Security assessment should be annual and performed internally or by a third-party to stratify systems and vendors, as well as a further review of high-risk systems, said Hesse.

“The challenges of aggregating all systems operation is quite a challenge,” Hesse said. “The risk with each becomes so overwhelming. We’ve seen it a challenge to maintain.”

But through a “risk stratification system,” there’s a general principle that looks at the amount of data being run through a system, along with the sensitivity of that data, how frequently it’s used and whether it’s a mission-critical system. The system would then be scored on a grid.

“Each system would end up coming out with a number,” said Hesse. “Systems with a lot of mission-critical data would need a higher level of review -- as compared with those less frequently used.”

Organizations should try to avoid the number of disparate systems and phase out legacy systems if clinically possible, Hesse explained.

And a pressing item: “The cybersecurity interoperability of systems as part of the purchasing process. How do we maintain them? And avoid perpetuating the problem?”

Lastly, as Hesse said she feels there’s a chance everyone is going to be hacked at some point, organizations must test emergency procedures in detail.
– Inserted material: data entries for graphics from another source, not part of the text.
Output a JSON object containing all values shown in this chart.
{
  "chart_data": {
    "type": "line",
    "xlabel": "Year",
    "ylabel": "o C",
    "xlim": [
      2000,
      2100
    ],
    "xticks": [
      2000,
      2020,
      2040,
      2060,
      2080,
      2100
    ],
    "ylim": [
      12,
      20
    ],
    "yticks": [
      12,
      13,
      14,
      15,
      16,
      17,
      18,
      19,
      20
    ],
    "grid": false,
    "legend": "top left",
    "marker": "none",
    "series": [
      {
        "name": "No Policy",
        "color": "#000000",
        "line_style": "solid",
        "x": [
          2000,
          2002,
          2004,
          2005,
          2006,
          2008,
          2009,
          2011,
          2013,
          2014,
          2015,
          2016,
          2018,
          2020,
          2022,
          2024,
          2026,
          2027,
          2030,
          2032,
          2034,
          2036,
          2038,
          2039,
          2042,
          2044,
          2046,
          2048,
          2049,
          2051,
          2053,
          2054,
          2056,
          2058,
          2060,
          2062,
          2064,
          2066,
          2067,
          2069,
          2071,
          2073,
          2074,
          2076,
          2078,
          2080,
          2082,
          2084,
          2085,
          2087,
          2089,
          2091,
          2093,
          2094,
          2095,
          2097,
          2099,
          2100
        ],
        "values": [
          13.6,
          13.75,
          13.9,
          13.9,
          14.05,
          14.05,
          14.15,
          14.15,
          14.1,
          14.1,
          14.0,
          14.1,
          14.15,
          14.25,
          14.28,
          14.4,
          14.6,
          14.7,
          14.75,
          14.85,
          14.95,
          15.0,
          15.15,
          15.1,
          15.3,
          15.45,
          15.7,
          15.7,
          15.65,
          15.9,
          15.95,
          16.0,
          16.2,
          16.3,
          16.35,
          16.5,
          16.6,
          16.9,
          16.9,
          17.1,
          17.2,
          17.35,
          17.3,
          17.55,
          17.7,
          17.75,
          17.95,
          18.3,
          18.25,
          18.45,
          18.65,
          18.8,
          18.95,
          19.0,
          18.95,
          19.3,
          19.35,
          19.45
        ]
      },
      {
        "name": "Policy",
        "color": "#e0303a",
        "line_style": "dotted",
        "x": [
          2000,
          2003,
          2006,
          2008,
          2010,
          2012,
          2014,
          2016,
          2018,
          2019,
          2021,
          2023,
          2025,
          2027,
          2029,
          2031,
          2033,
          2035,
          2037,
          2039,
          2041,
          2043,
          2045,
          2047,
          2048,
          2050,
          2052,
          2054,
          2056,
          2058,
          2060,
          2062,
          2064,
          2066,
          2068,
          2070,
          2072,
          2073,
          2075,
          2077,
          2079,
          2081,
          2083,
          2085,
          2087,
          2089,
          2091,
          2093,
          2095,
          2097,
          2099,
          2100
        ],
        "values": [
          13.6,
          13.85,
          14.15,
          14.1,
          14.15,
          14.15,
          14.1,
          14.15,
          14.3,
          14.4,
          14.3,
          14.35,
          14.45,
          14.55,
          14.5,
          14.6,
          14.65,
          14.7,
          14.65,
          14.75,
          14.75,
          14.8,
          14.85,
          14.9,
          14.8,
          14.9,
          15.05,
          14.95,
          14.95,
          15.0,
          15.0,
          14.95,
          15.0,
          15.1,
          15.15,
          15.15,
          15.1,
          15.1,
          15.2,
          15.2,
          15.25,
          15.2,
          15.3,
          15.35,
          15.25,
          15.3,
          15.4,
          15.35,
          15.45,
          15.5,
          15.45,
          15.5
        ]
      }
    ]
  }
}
Security leaders should drill staff -- down to the level of the phone tree that establishes who to call when a breach is detected on the system.

“Time matters at the beginning of an incident and losing time because you didn’t identify those needed things -- insurance, all of those steps -- will be problematic,” said Hesse. After a breach, the security professional should only need to focus on the threat itself -- and not be bogged down with administrative issues.

Hesse and GuidePoint Security Managing Director Sonia Arista will discuss these ideas during the session “Let’s get real: Creating a practical data security program,” at HIMSS18 in Las Vegas 8:30 a.m. March 8 in Marcello 4401.